Ero appena una ragazza. Trascorrevo il mio tempo nella bancarella di tiro a segno del Luna Park, intenta ad allineare lattine sui ripiani, pronte lì per essere colpite e buttate giù.
Preparavo i caricatori da porgere agli avventori di turno, con gesti misurati e ripetitivi.
La serata estiva era appesantita dal caldo, dalla gente che si avvicinava curiosa e dall'assordante frastuono.
Tutti tentavano di vincere il premio più ambito, il pupazzo più grande, un animale di pezza.
Girandomi, per porgere il caricatore ad un cliente, incrociai uno sguardo che mi sciolse.
Osservai le sue spalle, vigorose e perfette, con ostentata sicurezza imbracciò l'arma e con pochi colpi, decisi e mirati, buttò giù le lattine che una dopo l'altra caddero inermi.
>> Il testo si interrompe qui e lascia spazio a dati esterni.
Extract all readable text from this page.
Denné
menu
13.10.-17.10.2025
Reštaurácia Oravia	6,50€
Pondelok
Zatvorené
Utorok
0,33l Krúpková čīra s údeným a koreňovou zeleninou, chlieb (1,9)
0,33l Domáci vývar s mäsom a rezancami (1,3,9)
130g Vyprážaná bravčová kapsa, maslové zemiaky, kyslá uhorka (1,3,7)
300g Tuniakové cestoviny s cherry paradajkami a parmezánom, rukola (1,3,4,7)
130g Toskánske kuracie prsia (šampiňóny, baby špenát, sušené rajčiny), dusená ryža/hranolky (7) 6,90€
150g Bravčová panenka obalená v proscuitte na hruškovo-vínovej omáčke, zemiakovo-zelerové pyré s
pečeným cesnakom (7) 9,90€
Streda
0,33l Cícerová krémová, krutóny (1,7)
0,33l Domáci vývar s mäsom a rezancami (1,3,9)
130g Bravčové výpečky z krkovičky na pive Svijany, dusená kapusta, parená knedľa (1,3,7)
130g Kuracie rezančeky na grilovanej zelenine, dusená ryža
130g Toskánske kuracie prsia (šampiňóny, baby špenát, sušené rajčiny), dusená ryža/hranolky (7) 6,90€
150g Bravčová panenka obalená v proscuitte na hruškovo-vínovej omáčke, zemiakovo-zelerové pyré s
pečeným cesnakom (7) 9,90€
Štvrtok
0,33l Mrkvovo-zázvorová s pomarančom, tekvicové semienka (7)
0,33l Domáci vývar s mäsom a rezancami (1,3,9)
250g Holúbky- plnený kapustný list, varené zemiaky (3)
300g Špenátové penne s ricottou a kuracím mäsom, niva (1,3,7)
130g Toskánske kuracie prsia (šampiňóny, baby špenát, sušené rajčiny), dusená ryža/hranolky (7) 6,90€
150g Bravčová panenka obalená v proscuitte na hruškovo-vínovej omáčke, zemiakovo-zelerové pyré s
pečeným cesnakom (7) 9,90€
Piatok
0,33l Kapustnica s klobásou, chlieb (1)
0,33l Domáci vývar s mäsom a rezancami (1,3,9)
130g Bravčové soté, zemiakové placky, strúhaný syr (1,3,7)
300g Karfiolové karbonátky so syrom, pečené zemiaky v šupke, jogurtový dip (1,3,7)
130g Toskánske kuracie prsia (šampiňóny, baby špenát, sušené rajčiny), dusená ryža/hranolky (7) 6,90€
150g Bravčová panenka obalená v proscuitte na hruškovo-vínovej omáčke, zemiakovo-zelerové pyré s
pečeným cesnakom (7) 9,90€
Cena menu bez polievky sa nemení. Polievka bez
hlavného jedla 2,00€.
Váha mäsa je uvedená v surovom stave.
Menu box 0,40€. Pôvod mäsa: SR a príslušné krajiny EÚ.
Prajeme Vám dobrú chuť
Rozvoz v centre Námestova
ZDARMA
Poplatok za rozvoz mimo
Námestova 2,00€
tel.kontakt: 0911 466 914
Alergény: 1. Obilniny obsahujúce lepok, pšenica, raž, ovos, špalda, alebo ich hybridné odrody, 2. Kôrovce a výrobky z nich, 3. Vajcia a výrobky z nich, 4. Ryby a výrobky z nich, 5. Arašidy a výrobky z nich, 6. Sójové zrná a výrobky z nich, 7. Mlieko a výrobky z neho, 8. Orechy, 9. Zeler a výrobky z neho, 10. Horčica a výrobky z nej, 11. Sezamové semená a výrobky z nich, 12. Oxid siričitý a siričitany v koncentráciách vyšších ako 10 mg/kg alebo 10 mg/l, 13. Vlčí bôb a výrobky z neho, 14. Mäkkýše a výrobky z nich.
Non avevo alcun dubbio che ce l'avrebbe fatta. Continuai a guardarlo mentre altero si allontanava con la sua scimmia dal sorriso beffardo, ed io lo segui, in quella terra di nessuno, libera,segreta e che a volte è dentro ciascuno di noi.
Ritornò nelle sere successive e nell'ultima, andai con lui, così, con la testa un po' spenta,decisa a seguire e ad assecondare la mia spinta emotiva. E fu passione intensa, che ci divorò fino a farci fondere l'uno nell'altra, con euforia, con voluttà.
Con sofferenza quando mi accorsi dell'esistenza dell'altra.
Pensavo che sarei riuscita a sopportare, volevo vivere il mio momento, ed ero pronta anche ad uccidere, per eliminare l'ostacolo che si frapponeva fra me e lui.
Non volevo confessarlo nemmeno a me stessa, ma pensai che avrei potuto farle del male, mi vergognavo ad ammettere di aver provato un impulso omicida.
Ho sottovalutato il rancore che covavo e che aspettava di esplodere.
Ostinata, tentai di andare avanti, virando fino al profondo dolore che le sue bugie patetiche e i suoi sotterfugi continuavano a provocarmi.
Mi accorgevo che scivolava dentro e fuori le sue esistenze. Impunito. Quella donna doveva scomparire. Di questo ero certa. Lui doveva rimanere mio.